I’m cheered by growing bipartisan support for making it easier for people to afford children, and I don’t have strong views about whether the Biden, Romney, or Hawley plans take the right approach. Any of them would be a positive improvement. But none of them is likely to do very much to increase the fertility rate. (Efforts in other countries to incentivize childrearing with pro-natalist policies have had, at best, marginally positive results.) That’s probably because the factors driving people to opt for smaller families are much more powerful than other considerations. People across the world tend to start families later and have fewer kids when they are wealthier, better educated, and have easy access to reliable birth control, and the prospect of receiving a government check or a tax break isn’t enough to act as a countervailing incentive for most people.

This challenge leads some people, often economists, to suggest that the best, and maybe only, viable response to declining birth rates is for countries to increase levels of immigration, especially from regions of the world with a lot of excess (above replacement-level) births. If a country’s population is stagnating or declining from a lack of births, it can be increased by letting more people settle and work there. And if the immigrants’ own rates of reproduction exceed that of the native-born population, the positive demographic result might even extend beyond the first generation. (After the first or second generation, immigrants tend to assimilate to American economic and social norms in favor of smaller families. This is precisely what’s happened with Hispanic immigrants over the past several decades.)

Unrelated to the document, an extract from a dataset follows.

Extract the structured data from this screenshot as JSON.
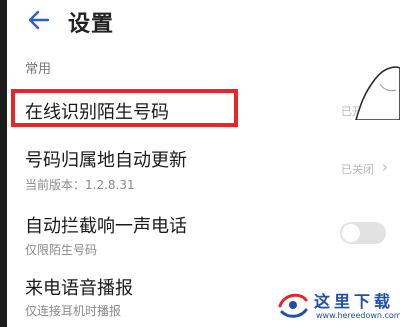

That sounds like a reasonable proposal — at least until you recall that our historic moment is marked by the rise of political movements that are passionately opposed to immigration. The left may denounce those drawn to such movements as racists, but hurling insults is unlikely to change their views. This raises the possibility that the one thing that could meaningfully produce population growth would also further catalyze the far right and potentially destabilize the country politically.

And so we’re left with the possibility that there may be no way to break out of our demographic decline — at least in the short-to-medium term.

Unless another possibility presents itself, that is.

As I noted above, a declining population and rising median age will tend to drive down economic productivity and growth and could eventually make Americans poorer, in the aggregate, over time. But as I’ve also pointed out, increasing wealth tends to contribute to declining birthrates. What if declining wealth removes that disincentive toward procreation, producing a self-correcting uptick in the birth rate once again? What if, in other words, a poorer America of the future turns out to be a more fertile America, just as the the poorer America of the past tended to have much higher birth rates than we see today?

Since economic downturns tend to be correlated with declining birthrates, such a shift might never materialize. (It may be that demographic and economic growth, as well as demographic and economic decline, are each mutually reinforcing.) That wouldn’t mean we’re destined for a continuous downward slide. But it might mean that there is little or nothing that any person, party, or government can intentionally do to slow or reverse the trend.